As such, there are chapters here employing fancy new techniques such as computational biomechanics (finite element analysis, since you are asking) to model mechanical stress on the skull and teeth during bites, or steampunk-esque engineering experiments using Robocat (alas, pictures not included!) to do real-life bite tests on carcasses so as to test a proposed hypothesis for how Smilodon might have used those large canine teeth. There are review chapters on tooth development in life – yes, there is enough fossil material to make series of younger to older individuals to see how teeth erupted! And chapters on diet as revealed by dental microwear and isotope analysis of fossil teeth (see also my review of Evolution’s Bite: A Story of Teeth, Diet, and Human Origins), or changes in feeding ecology over thousands of years as revealed by changes in both tooth breakage and wear, and shape and size of the lower jaw bone.
“much of the material presented in Smilodon is of a highly technical nature […] as such, academic exactitude rather than readability is the prime directive”
The presentation of the book is neat and the reproduction of black-and-white photos and drawings usually excellent. Some tables seem to omit units used for measurements, and do not include explanations of all abbrevations (notably chapter 3 where table footers tell the reader that “N” stands for sample size, but do not add that “MT” stands for metatarsal, for example). Referring to the text will clarify these points, so overall these are minor niggles.
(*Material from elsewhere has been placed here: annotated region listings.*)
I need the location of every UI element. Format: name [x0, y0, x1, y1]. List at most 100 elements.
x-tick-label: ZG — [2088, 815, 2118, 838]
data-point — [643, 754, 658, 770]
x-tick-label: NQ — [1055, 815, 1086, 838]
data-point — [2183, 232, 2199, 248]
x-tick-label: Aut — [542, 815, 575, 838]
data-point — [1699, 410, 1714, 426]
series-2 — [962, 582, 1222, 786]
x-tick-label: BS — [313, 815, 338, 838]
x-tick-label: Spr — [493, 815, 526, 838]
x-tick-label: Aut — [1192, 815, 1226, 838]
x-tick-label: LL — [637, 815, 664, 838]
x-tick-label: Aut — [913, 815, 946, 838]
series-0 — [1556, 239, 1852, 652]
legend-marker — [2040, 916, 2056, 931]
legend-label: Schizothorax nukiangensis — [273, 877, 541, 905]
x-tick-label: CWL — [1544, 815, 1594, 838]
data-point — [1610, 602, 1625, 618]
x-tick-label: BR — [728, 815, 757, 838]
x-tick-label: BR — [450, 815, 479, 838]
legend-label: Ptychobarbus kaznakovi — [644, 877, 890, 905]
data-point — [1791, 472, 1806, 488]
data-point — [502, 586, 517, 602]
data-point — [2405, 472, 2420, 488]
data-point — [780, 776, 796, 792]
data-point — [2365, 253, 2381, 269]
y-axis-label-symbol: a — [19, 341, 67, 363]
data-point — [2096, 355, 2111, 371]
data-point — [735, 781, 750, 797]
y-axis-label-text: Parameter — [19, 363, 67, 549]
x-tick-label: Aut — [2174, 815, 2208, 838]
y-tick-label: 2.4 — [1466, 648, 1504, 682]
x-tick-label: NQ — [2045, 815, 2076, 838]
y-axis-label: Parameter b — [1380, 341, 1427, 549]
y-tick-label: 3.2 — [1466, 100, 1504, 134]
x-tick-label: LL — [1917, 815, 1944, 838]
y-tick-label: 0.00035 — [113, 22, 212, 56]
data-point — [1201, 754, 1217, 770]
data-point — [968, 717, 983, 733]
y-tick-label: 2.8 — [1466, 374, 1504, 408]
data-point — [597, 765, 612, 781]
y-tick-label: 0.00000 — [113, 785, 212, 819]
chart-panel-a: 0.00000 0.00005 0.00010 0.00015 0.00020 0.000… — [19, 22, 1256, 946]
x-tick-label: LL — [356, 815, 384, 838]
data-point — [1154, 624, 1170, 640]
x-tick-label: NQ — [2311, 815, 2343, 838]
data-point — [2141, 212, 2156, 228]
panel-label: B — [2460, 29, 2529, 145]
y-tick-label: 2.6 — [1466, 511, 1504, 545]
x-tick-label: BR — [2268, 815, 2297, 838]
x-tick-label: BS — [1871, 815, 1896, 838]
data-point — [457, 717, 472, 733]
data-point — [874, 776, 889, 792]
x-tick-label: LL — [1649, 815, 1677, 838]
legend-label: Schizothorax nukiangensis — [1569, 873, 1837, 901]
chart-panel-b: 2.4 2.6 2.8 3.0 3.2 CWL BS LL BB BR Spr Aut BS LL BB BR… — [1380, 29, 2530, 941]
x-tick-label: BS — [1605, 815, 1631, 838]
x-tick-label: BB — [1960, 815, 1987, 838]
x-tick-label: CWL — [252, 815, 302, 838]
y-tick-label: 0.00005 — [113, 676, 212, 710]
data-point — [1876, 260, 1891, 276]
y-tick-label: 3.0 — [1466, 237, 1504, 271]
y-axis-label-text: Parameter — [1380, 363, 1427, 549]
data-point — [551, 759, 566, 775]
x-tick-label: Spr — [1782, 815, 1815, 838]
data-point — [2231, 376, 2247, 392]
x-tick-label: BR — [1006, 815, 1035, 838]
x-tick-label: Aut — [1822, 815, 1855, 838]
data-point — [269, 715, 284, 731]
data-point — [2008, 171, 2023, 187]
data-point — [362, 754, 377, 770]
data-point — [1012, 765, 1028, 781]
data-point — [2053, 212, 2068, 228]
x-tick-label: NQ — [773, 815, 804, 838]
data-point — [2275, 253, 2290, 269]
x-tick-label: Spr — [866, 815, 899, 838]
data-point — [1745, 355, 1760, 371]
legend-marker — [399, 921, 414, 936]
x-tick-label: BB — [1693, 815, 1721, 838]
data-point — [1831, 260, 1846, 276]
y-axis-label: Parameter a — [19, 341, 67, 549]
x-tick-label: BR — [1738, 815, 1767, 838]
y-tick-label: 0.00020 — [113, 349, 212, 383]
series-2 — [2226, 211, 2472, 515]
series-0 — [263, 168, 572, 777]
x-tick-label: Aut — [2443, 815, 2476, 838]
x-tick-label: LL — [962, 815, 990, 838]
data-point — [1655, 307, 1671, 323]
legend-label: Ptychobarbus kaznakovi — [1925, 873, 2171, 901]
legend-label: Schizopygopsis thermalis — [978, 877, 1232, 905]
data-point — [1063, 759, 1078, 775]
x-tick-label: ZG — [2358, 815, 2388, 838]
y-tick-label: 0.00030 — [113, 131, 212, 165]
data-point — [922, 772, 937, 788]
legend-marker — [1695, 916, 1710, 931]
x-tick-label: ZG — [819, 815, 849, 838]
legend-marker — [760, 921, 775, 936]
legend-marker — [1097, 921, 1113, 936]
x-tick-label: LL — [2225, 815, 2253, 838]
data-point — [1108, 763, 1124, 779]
As happens quite often with edited collections of this kind, much of the material presented in Smilodon is of a highly technical nature, aimed at peers. Most chapters assume a detailed knowledge of, in this case, skeletal morphology and dentition and will not clarify jargon, assuming it understood. Next to review chapters, several chapters here are effectively journal articles presenting new research. As such, academic exactitude rather than readability is the prime directive. To give you just one example of what to expect, this from the chapter describing skeletal morphology: “Berta (1987, 1995) noted that S. gracilis has a tuberosity on the anterior margin of the intertrochanteric fossa that is characteristic of Smilodontini and lacking in P. onca” (p. 179). And this goes on for a good ten pages.
Now, to fault the book for this would be completely missing the point. The only reason I am highlighting this is for the reader to know what to expect going in. If you want a popular science book for a general audience, then this is not the book for you – instead, I refer you to Antón’s splendidly illustrated book Sabertooth and, more generally, The Big Cats and their Fossil Relatives: An Illustrated Guide to their Evolution and Natural History. However, for practising palaeontologists and mammalogists, and tenacious readers who do not flinch at a journal article or two, this book is a treasure trove collecting review articles and new research on Smilodon. And it very neatly complements Naples et al.‘s 2011 book The Other Saber-Tooths: Scimitar-Tooth Cats of the Western Hemisphere, also published by Johns Hopkins University Press, which is a comparable edited collection on Smilodon‘s close relatives.